# overnighter -Pelagic charters 8/17



## captain william wall (Jul 9, 2008)

Just getting back into town this morning from Grand Isle. I was able to put a group together for an overnight trip this past weekend with the hopes of good weather and good fishing. Well, i at least got one of them! Friday evening at my buddies house boat it was slick as glass and beautiful. Woke up saturday morning to a stiff breeze and storms brewing. Talk about what the hell? Two of my crew were already down and one on the way from Teaxs and all the while it kept getting nastier and nastier. Met up with adam, aka tunahunter and I told him to hang tight while we check the weather. Made the decision to go for it and loaded up kenneth,adam and yes another adam. Cleared the pass and it kooked like i was headed into the berring sea during december! I made it about 25 miles and pulled back the reigns and said whooaaa boys. No more of that for this captain. We high-Tailed it for the barn in 35mph winds,rain and lightning. Made it back to the marina and told the boys, Let's fire up the grill and look at the situation again. Sat around awhile and grilled up some sausage on the boat and about 3:45 after checking the radar i said "Let's try again!" Cleared the pass again and i was glad to see the perfect storm had moved to the east.
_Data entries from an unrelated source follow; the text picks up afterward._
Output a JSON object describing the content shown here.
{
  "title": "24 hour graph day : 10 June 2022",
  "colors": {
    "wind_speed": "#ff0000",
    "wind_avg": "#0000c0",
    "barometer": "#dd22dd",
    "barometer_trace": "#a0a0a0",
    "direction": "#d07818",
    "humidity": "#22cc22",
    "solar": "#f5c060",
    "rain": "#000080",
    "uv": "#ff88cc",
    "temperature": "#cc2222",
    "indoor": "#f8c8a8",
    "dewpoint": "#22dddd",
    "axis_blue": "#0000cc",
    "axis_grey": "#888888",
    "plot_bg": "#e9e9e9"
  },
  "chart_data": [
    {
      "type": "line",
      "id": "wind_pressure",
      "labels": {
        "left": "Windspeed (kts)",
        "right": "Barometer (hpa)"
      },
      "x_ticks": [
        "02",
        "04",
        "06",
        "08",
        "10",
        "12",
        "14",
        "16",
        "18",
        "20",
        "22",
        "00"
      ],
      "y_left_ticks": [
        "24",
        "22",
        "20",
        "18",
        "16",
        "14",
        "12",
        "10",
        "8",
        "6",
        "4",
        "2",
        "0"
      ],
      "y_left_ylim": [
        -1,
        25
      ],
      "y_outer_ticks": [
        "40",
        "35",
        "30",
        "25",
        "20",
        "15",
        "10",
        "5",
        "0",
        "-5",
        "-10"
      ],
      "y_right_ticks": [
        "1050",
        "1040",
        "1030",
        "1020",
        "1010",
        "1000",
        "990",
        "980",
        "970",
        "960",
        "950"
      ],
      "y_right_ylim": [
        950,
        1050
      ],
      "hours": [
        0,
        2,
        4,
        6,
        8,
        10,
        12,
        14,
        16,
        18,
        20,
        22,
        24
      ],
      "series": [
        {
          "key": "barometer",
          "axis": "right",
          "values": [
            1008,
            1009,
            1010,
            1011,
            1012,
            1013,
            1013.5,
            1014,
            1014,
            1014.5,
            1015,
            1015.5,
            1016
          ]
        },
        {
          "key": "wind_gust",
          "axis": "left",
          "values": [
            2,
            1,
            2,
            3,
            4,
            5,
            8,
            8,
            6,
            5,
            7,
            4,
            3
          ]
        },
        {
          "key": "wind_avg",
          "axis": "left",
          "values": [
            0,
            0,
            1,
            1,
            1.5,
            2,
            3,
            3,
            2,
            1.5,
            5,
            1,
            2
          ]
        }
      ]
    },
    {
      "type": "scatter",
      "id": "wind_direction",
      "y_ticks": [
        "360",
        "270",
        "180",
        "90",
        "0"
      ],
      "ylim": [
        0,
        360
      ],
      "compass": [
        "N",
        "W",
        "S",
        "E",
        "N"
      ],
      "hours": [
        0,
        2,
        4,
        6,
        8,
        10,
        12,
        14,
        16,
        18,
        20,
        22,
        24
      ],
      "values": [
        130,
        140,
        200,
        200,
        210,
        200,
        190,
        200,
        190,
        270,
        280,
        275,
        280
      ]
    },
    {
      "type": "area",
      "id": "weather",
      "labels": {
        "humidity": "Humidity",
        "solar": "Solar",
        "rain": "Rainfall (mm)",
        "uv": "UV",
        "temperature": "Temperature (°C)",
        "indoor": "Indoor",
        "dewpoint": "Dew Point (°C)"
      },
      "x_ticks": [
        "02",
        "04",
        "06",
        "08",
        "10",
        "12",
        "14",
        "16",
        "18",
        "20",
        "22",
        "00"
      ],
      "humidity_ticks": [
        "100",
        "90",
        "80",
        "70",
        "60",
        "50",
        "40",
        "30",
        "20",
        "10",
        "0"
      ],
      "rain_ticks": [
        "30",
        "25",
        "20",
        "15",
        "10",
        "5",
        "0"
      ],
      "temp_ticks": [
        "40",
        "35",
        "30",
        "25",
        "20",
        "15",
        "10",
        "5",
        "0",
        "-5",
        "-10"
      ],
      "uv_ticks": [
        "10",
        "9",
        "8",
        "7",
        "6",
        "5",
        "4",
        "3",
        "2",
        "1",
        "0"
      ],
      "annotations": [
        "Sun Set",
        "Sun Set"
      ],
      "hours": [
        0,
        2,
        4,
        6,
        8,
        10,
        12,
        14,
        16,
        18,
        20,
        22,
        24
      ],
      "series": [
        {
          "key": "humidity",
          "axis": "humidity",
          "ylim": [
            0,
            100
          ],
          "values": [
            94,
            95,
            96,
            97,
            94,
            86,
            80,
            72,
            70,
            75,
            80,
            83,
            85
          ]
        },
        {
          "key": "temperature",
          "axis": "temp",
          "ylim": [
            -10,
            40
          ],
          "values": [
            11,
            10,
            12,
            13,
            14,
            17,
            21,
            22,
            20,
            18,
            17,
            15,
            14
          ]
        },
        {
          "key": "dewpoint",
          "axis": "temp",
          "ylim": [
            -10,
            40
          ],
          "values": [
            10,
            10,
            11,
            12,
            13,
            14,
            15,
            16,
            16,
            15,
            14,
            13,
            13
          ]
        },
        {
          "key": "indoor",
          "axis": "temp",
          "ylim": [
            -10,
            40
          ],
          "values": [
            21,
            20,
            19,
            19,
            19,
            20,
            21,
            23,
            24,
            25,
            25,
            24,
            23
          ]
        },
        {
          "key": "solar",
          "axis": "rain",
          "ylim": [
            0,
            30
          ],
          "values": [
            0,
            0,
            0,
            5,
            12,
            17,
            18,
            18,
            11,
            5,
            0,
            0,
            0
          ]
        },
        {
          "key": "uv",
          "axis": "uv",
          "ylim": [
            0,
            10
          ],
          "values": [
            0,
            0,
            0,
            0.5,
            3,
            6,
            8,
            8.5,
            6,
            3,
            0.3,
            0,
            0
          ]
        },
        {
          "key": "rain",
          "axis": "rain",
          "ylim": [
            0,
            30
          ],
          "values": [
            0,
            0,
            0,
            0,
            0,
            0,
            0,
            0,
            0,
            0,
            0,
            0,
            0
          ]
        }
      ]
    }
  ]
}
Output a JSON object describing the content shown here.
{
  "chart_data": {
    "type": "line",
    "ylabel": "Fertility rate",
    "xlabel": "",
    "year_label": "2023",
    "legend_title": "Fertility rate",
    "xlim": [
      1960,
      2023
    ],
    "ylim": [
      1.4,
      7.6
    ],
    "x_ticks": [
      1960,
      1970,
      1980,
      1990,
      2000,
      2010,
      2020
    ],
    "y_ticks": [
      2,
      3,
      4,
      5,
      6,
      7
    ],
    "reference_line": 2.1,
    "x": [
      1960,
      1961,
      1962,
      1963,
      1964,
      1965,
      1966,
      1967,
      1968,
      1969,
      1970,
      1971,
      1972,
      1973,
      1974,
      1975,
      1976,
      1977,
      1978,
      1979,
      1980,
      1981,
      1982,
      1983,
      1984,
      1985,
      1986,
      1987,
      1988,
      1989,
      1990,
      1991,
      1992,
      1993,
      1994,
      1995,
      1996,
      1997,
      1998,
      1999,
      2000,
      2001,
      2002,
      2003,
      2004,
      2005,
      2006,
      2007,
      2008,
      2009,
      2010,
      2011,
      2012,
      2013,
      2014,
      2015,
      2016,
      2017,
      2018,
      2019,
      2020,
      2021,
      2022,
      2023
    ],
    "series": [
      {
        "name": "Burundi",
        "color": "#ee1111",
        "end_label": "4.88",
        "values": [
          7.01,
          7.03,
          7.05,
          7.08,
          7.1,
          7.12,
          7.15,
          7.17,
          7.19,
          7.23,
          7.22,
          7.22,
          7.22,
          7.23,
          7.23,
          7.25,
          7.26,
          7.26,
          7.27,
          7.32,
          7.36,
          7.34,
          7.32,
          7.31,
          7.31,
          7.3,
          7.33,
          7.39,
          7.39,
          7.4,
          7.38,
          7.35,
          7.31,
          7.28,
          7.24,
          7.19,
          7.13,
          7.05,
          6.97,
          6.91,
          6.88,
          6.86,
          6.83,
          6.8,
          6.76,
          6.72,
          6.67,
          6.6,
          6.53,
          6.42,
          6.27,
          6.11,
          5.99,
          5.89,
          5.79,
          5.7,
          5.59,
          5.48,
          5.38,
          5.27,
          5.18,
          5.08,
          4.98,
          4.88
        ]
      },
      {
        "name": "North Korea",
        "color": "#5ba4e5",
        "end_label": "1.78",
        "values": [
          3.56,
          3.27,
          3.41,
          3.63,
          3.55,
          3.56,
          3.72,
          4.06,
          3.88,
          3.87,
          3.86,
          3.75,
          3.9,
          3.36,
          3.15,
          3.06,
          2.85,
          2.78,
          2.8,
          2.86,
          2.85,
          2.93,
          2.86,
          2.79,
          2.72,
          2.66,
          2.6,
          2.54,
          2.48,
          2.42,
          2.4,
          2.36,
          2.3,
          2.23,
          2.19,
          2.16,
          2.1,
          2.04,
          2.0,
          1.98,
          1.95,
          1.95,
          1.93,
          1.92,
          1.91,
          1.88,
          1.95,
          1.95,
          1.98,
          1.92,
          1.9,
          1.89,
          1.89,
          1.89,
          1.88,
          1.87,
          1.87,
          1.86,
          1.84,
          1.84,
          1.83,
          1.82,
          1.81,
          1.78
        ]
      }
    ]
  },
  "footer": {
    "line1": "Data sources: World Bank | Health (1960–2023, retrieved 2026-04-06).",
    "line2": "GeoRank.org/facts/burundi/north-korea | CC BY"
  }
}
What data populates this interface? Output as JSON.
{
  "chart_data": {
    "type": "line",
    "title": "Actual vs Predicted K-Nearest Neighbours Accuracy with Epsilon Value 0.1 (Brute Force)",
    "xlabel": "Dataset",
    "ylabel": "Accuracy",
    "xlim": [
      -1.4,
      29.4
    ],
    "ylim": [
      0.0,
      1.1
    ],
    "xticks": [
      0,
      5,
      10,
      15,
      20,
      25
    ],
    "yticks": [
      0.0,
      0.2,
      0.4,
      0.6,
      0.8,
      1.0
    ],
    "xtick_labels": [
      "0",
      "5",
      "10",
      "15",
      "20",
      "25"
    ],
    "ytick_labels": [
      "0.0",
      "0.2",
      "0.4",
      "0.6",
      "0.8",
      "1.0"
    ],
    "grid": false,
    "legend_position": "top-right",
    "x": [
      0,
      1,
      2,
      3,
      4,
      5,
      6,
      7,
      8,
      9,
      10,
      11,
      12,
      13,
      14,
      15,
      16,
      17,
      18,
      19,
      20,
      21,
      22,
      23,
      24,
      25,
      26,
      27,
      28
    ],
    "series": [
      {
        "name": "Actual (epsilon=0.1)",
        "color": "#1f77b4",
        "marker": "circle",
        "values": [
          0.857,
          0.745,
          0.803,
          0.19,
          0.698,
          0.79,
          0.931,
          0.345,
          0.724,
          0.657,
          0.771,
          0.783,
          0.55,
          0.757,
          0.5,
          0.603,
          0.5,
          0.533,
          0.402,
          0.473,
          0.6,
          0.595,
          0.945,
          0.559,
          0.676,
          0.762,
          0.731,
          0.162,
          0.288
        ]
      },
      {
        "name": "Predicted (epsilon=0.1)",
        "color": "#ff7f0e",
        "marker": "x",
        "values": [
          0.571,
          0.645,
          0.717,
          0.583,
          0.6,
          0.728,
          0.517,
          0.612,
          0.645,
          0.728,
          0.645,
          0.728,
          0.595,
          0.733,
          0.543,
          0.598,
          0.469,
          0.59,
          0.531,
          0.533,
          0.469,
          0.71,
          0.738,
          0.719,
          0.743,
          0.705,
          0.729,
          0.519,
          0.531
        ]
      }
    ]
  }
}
It was still pretty bumpy but we made our way to the tuna grounds slowly but surely and after about 
70 miles she cleared out nice and the moon was shining bright. We finally arrived at my destination in the dark and made a lap to see what was up. I didn't make it all the way around when a tuna shot in the air and kenneth threw a Frenzy popper to him and it was fish on! Boated that fish and put a live bait out only to have it last about as long as a Oreo in a kids hand! Adam quickly threw a popper while the other adam was fighting his first yellowfin and wham! double baby! This went on four a little over two hours and we completed a three man limit of 9 yellowfin tuna plus 5 blackfin. Louisiana adam took big fish honors with a solid 100lb.That fish came to the boat in five minutes and almost tried to amputate my arm in the process of gaffing him. All in all a great trip. Followed up the night bite with a little jigging in the morning for alamco and amberjack. All fish were caught with 80lb floro with mustad demon 8/0 circle hook with a hardtail and Frenzy poppers in blue. Most weird thing of the trip was catching a scamp grouper on a sabiki rig while baiting up. Never seen that before. Thanks again for the good time guys, look forward to doing it again. The weather still looks good despite the system in Florida. I still have some days open this month so Give me a call and come experience this kind of action for your self. 
Captain William Wall 
www.pelagicchartersllc.com


----------



## Bub (Oct 7, 2007)

somebody had fun :bowdown


----------